Dow Jones (DJIA) Index Chart Pattern - Aug 21, '09

Last week's analysis of the Dow Jones (DJIA) index chart pattern led me to surmise that the index was slipping into a proper correction. The technical indicators had weakened and the volumes were uninspiring.

The index corrected barely 2%, lasted all of 3 days, made a quick turnaround and jumped above the resistance at 9450 on increasing volumes. So much for the efficacy of technical analysis!

An interesting question is: Why did the resistance at the 9450 level - a 38.2% Fibonacci retracement of the entire bear market fall - get broken? It had been tested three/four times in the previous two weeks. Every time a resistance (or support) level is tested in quick succession, it gets weakened. Three or four is usually the maximum number of tests that can be endured.

So, have the bulls finally trampled the bears into submission? That question can be answered best by looking at two different charts. The first is a 3 months daily bar chart pattern of the Dow Jones (DJIA) index. The second is a longer-term 2 years weekly chart of the Dow.


The index is above all the three moving averages. Both the 20 day and 50 day EMAs are above the 200 day EMA and all three averages are ascending, indicating a new bull market. Two hurdles remain - the 50% (10360) and 61.8% (11290) Fibonacci retracement levels of the bear market fall from Oct '07 to Mar '09.

The RSI is above the 50% level. So is the MFI. Both are showing negative divergences from the Dow. The MACD has fallen below the signal line. The slow stochastic dipped sharply from the overbought zone, but has moved up and the %K line is above the %D. The indicators seem to have weakened while the index reached a new high.

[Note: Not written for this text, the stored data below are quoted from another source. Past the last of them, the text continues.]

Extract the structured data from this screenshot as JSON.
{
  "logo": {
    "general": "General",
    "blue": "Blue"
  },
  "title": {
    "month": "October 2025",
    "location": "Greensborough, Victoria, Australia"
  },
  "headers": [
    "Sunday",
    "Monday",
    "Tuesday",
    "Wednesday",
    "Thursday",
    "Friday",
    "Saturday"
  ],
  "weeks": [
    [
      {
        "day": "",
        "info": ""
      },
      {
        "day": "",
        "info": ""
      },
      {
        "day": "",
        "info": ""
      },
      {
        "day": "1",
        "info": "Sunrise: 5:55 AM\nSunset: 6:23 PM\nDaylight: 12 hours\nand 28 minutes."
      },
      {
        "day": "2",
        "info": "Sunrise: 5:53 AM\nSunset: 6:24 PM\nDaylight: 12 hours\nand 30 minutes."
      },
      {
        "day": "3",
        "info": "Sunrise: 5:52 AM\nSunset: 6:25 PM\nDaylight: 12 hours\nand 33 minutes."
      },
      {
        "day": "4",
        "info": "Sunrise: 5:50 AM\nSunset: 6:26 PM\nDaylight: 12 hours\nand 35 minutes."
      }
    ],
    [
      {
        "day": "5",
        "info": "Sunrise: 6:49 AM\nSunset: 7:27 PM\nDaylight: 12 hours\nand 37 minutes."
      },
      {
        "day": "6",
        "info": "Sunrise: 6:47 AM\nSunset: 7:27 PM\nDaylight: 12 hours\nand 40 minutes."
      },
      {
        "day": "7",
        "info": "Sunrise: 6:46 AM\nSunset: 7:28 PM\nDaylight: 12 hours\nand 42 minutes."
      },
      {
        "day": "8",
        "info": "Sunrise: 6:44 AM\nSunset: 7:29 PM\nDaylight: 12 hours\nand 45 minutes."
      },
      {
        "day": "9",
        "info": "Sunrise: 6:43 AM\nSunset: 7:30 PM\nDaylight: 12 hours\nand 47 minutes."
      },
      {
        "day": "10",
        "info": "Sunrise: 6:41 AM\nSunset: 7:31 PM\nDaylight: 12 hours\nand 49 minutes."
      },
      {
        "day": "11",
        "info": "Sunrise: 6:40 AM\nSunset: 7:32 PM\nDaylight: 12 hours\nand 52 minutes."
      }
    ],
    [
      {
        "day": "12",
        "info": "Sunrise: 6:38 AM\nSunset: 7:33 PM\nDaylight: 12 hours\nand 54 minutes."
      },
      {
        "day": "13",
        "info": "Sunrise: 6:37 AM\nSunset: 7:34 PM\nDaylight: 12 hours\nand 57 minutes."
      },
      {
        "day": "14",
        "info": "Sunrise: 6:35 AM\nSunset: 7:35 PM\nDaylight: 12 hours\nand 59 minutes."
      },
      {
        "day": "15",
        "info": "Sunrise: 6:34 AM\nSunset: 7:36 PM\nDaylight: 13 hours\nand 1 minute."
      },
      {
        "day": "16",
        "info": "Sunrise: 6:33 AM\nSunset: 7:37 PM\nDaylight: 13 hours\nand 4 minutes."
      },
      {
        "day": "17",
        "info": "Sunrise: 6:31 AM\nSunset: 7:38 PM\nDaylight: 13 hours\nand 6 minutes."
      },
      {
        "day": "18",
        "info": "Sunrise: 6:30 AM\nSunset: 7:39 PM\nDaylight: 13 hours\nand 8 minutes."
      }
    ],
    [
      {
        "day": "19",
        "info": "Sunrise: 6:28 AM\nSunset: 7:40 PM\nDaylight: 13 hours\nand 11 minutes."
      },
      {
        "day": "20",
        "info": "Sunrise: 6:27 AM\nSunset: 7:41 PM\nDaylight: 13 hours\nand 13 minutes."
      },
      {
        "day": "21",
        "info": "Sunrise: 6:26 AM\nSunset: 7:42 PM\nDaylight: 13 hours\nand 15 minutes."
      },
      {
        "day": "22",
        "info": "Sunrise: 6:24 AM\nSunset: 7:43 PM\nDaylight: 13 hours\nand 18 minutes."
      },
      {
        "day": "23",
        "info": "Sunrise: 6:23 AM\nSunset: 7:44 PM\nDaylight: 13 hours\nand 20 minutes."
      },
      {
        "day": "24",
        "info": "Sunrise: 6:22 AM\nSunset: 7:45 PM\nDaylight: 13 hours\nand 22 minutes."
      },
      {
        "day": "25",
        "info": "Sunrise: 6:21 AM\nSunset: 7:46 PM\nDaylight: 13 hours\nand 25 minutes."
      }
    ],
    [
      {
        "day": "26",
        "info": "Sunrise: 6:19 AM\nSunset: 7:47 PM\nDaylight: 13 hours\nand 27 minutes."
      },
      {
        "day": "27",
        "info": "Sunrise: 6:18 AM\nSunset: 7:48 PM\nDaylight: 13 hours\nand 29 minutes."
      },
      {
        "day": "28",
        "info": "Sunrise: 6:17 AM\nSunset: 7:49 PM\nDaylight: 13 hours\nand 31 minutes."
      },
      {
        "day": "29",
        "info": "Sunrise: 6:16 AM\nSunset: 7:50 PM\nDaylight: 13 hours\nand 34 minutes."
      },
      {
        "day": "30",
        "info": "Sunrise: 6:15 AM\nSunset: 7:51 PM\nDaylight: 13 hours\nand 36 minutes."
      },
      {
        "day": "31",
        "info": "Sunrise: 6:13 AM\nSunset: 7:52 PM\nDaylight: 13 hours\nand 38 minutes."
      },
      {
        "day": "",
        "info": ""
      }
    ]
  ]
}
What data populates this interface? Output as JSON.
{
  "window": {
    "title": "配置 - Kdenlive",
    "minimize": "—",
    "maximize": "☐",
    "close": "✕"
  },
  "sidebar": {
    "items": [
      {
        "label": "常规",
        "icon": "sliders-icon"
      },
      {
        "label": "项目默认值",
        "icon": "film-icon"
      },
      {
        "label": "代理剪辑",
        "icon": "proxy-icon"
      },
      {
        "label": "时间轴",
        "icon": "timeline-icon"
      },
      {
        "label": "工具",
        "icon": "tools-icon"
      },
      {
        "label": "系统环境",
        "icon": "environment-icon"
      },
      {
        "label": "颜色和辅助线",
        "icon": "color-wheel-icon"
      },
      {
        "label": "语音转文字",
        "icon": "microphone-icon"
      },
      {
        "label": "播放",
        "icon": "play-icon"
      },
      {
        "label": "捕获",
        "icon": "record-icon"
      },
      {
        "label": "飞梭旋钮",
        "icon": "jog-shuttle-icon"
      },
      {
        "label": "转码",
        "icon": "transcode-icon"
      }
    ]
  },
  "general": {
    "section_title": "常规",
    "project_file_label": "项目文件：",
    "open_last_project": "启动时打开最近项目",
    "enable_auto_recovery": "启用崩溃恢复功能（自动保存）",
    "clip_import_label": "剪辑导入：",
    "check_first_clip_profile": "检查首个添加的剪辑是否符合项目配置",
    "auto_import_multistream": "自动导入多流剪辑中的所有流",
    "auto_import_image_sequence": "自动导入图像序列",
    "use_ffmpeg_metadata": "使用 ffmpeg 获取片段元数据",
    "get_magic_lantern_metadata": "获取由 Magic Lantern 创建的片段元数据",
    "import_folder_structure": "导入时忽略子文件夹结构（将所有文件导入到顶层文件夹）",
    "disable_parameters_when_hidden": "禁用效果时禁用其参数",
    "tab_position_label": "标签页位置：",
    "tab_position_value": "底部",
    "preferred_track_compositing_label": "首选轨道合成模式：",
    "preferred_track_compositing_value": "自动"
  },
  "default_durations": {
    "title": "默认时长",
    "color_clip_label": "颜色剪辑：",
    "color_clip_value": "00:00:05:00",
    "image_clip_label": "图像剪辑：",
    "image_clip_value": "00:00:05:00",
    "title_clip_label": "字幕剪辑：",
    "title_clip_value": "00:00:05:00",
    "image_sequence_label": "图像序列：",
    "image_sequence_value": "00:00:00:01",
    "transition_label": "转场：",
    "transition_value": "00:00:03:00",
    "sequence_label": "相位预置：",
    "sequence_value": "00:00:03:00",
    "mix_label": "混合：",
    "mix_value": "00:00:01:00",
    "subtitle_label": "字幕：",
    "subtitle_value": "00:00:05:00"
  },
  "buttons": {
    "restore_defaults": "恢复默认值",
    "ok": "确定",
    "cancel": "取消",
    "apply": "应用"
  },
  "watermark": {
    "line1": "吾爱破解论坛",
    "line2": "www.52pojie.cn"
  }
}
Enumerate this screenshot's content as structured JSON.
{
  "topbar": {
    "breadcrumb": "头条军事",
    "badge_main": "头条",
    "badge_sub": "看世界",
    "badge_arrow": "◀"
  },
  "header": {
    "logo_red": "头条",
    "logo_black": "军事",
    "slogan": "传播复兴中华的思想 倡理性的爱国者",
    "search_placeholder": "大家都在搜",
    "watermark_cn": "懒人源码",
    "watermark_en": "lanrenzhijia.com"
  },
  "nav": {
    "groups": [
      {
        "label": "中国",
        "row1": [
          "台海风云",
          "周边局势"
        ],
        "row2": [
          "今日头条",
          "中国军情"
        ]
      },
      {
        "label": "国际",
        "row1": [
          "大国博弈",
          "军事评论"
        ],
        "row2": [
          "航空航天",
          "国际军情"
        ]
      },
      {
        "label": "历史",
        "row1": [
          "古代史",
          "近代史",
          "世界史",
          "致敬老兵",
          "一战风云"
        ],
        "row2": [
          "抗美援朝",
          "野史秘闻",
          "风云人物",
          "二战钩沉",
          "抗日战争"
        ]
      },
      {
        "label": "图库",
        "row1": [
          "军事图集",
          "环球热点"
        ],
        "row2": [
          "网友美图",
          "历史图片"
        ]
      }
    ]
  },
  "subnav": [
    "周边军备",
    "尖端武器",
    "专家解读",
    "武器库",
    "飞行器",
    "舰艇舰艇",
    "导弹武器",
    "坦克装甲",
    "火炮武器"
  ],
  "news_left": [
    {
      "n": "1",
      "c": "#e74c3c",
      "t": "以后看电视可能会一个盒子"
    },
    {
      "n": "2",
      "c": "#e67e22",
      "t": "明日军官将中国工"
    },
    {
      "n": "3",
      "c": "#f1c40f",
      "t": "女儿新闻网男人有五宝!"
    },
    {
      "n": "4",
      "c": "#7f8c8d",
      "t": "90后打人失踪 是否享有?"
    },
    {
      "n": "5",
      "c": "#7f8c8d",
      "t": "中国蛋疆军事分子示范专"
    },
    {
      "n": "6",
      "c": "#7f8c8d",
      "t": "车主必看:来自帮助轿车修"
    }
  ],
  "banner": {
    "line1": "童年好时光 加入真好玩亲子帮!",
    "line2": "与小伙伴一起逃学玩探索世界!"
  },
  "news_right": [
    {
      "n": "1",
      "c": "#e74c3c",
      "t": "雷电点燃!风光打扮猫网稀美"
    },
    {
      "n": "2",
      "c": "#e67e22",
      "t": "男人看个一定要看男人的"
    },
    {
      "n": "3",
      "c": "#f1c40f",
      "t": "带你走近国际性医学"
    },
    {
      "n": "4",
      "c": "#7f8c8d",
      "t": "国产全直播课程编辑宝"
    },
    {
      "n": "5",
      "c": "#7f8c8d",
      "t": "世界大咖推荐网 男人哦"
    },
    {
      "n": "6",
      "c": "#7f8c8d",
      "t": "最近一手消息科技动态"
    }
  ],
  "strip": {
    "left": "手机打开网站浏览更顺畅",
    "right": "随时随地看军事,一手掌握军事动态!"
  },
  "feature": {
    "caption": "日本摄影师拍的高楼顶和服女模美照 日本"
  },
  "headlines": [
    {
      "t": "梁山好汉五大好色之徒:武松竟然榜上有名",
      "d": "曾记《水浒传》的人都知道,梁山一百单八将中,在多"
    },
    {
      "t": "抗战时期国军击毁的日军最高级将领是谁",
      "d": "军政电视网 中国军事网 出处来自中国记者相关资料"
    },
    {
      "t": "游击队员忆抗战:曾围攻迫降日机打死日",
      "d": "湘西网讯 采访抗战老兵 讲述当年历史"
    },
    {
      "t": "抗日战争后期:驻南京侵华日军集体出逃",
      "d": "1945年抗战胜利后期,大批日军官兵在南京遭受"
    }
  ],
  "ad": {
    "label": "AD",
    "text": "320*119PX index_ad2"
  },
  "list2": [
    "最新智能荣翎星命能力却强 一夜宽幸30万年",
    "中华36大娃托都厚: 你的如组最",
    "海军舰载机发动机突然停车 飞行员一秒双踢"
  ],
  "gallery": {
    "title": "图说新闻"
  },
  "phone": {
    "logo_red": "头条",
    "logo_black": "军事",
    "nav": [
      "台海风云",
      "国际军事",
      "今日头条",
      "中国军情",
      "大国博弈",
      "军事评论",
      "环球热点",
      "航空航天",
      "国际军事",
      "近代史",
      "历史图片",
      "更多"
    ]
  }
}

The longer term chart has a bigger concern. The rally from the Mar '09 bottom has happened between two converging lines, one connecting the two bottoms in Mar and Jul '09, and the other connecting several tops from May '09 onwards.

Such an index chart pattern formation is called a 'rising wedge' - which shows that buying demand is getting weaker as the index is rising higher. It is a bearish pattern and the DJIA can drop sharply if the trend line connecting the two bottoms (currently at 9000) gets broken.

Bottomline? The Dow Jones index chart pattern seems to be in a short-term bull run. Enjoy the ride, but keep strict stop losses. The longer term weakness and concerns remain.